The research house lowered its FY20 and FY21 assumptions by 11% and 3% in anticipation of some shortfall in 2QFY20 earnings from its non-recurring income stream.
However, it expects the weakness to be made up for in 2HFY20, which typically accounts for about 60% of yearly earnings.
Kenanga lowered its target price to 61 sen and ex-rights target price to 56.5 sen but raised its recommendation to "outperform".
According to the research house, telco network services should return in 2HFY20 and rejuvenate OCK's key managed services and tower engineering contract revenues to supplement its recurring tower leasing revenue.
On the domestic front, national fiberisation and connectivity plan (NFCP) awards in the coming months should both directly and indirectly benefit the tower operator.

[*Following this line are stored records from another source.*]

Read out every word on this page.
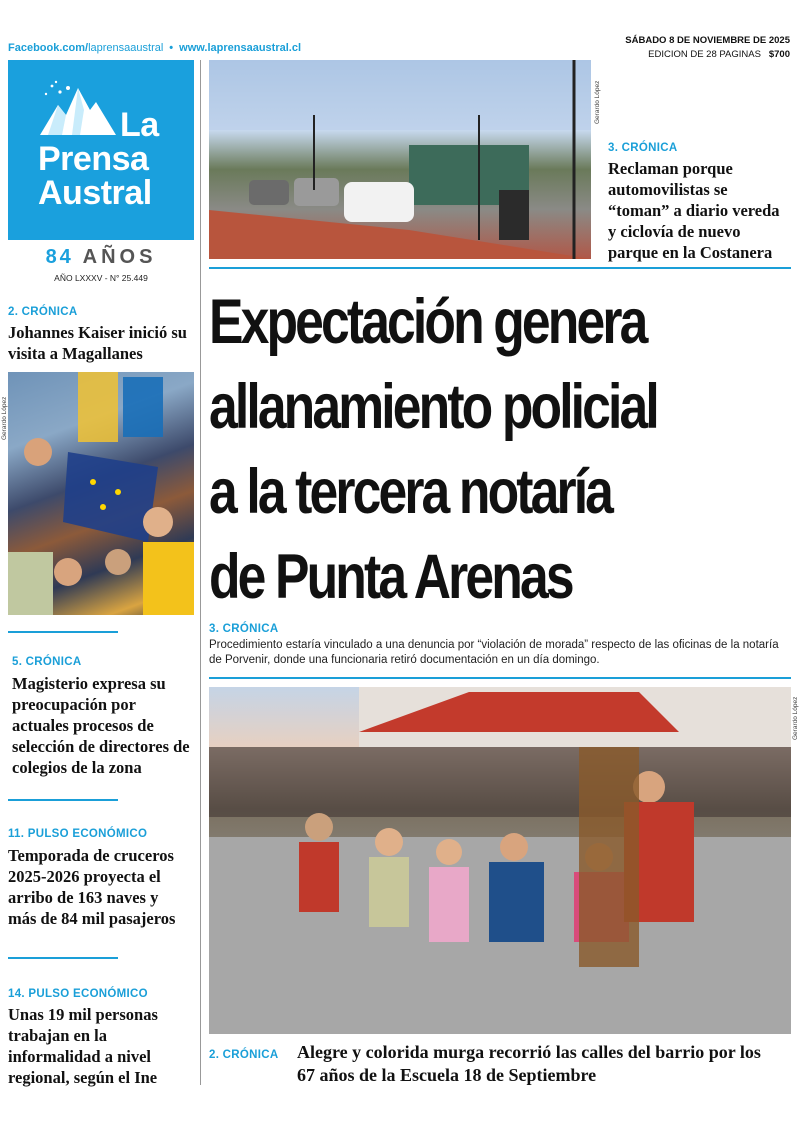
Facebook.com/laprensaaustral • www.laprensaaustral.cl
SÁBADO 8 DE NOVIEMBRE DE 2025
EDICION DE 28 PAGINAS $700
La
Prensa
Austral
84 AÑOS
AÑO LXXXV - N° 25.449
2. CRÓNICA
Johannes Kaiser inició su visita a Magallanes
Gerardo López
5. CRÓNICA
Magisterio expresa su preocupación por actuales procesos de selección de directores de colegios de la zona
11. PULSO ECONÓMICO
Temporada de cruceros 2025-2026 proyecta el arribo de 163 naves y más de 84 mil pasajeros
14. PULSO ECONÓMICO
Unas 19 mil personas trabajan en la informalidad a nivel regional, según el Ine
Gerardo López
3. CRÓNICA
Reclaman porque automovilistas se “toman” a diario vereda y ciclovía de nuevo parque en la Costanera
Expectación genera
allanamiento policial
a la tercera notaría
de Punta Arenas
3. CRÓNICA
Procedimiento estaría vinculado a una denuncia por “violación de morada” respecto de las oficinas de la notaría de Porvenir, donde una funcionaria retiró documentación en un día domingo.
Gerardo López
2. CRÓNICA Alegre y colorida murga recorrió las calles del barrio por los 67 años de la Escuela 18 de Septiembre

Meanwhile, earnings are expected to be boosted 1% to 2% give the savings from lower interest rates, Kenanga added.
The research house also noted that OCK is seeking to participate in the large-scale solar (LSS) 4 bids.
Unlike LSS3, LLS4 is directed for greater local participation, which should increase OCK's chances for a portion of the 1GW national solar energy tender.
The group also aspires to expand its solar farm portfolio with an existing capacity of 11.24MW.